Private school over public school
POST-GRAD: Mr Clement Lim, a former MDIS student who is now pursuing his PhD at NTU. TNP PHOTO: GAVIN FOO
He graduated with a perfect grade point average and would have been accepted by many tertiary institutes.
Mr Clement Lim, 27, chose to enrol at the Management Development Institute of Singapore (MDIS).
Mr Lim, now a full-time PhD student at Nanyang Technological University, tells TNPS: "It made sense for me to join MDIS because it allowed me to reach my goals faster."
At 16, while studying for his diploma at Nanyang Polytechnic, Mr Lim decided he wanted a PhD.
It spurred him to excel at his studies and find ways to achieve his goal earlier in his life.
Mr Lim says with a shy smile: "It wasn't so much of a concern of how I would get there, as long as I got to the point where I could get the PhD."
A few months into his national service, Mr Lim heard about MDIS's biomedical sciences programme .
He applied and was accepted but had more than a year left in his NS. He sought permission and his officers allowed him to start the course.
So he was at camp during the day and attended night classes at the MDIS campus.
"I am very fortunate to have had the support of my superiors at the medical corp and at MDIS, who allowed me to start my degree early," says Mr Lim.
"This arrangement might not have been possible if I had opted for another route for my tertiary education."
Although most undergraduate courses in public universities take at least three years, Mr Lim received his first class honours degree in two.
Soon after graduating, Mr Lim scored a job at the Agency for Science, Technology and Research (A*Star) as a researcher.

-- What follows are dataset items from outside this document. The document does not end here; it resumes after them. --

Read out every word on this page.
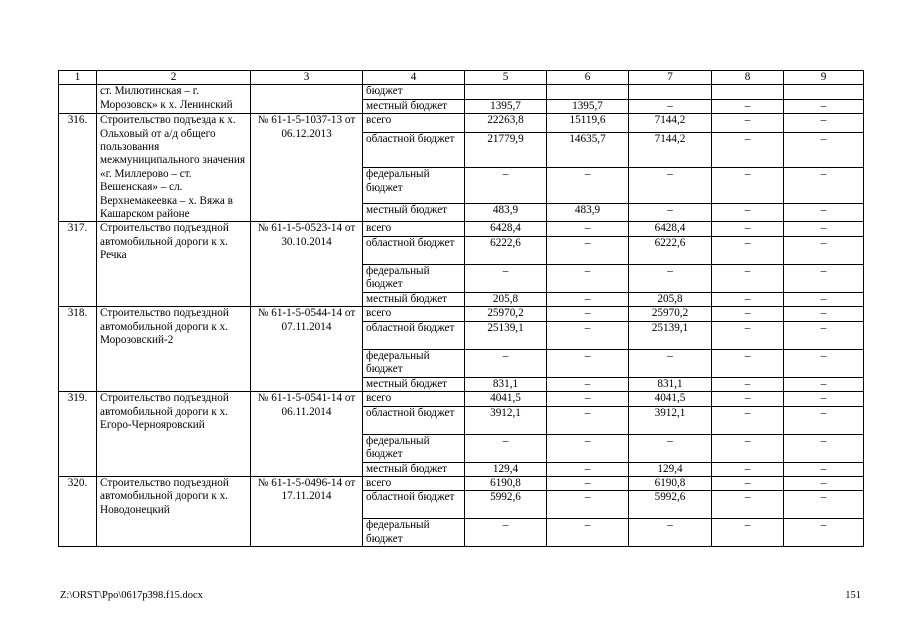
1	2	3	4	5	6	7	8	9
	ст. Милютинская – г. Морозовск» к х. Ленинский		бюджет					
			местный бюджет	1395,7	1395,7	–	–	–
316.	Строительство подъезда к х. Ольховый от а/д общего пользования межмуниципального значения «г. Миллерово – ст. Вешенская» – сл. Верхнемакеевка – х. Вяжа в Кашарском районе	№ 61-1-5-1037-13 от 06.12.2013	всего	22263,8	15119,6	7144,2	–	–
			областной бюджет	21779,9	14635,7	7144,2	–	–
			федеральный бюджет	–	–	–	–	–
			местный бюджет	483,9	483,9	–	–	–
317.	Строительство подъездной автомобильной дороги к х. Речка	№ 61-1-5-0523-14 от 30.10.2014	всего	6428,4	–	6428,4	–	–
			областной бюджет	6222,6	–	6222,6	–	–
			федеральный бюджет	–	–	–	–	–
			местный бюджет	205,8	–	205,8	–	–
318.	Строительство подъездной автомобильной дороги к х. Морозовский-2	№ 61-1-5-0544-14 от 07.11.2014	всего	25970,2	–	25970,2	–	–
			областной бюджет	25139,1	–	25139,1	–	–
			федеральный бюджет	–	–	–	–	–
			местный бюджет	831,1	–	831,1	–	–
319.	Строительство подъездной автомобильной дороги к х. Егоро-Чернояровский	№ 61-1-5-0541-14 от 06.11.2014	всего	4041,5	–	4041,5	–	–
			областной бюджет	3912,1	–	3912,1	–	–
			федеральный бюджет	–	–	–	–	–
			местный бюджет	129,4	–	129,4	–	–
320.	Строительство подъездной автомобильной дороги к х. Новодонецкий	№ 61-1-5-0496-14 от 17.11.2014	всего	6190,8	–	6190,8	–	–
			областной бюджет	5992,6	–	5992,6	–	–
			федеральный бюджет	–	–	–	–	–
Z:\ORST\Ppo\0617p398.f15.docx	151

He was only 23 and one of the youngest researchers in his tier there.
"Finishing so early might not have been possible if I did not take a private school route," he says.
He is now doing a PhD in marketing and healthcare innovation.
The journey might have been more than 10 years in the making, but he says it was the step to join a private school that made the difference.
"If you have a specific aim and if you want it badly, then you'll work on achieving it," he says.
When asked if graduates of private schools have smaller chances of getting employed, Mr Lim says: "The numbers and circumstances don't define you."
"What's important is to stay optimistic, even in the face of challenges."
According to MDIS, 75.4 per cent of its graduates find employment within six months of graduation.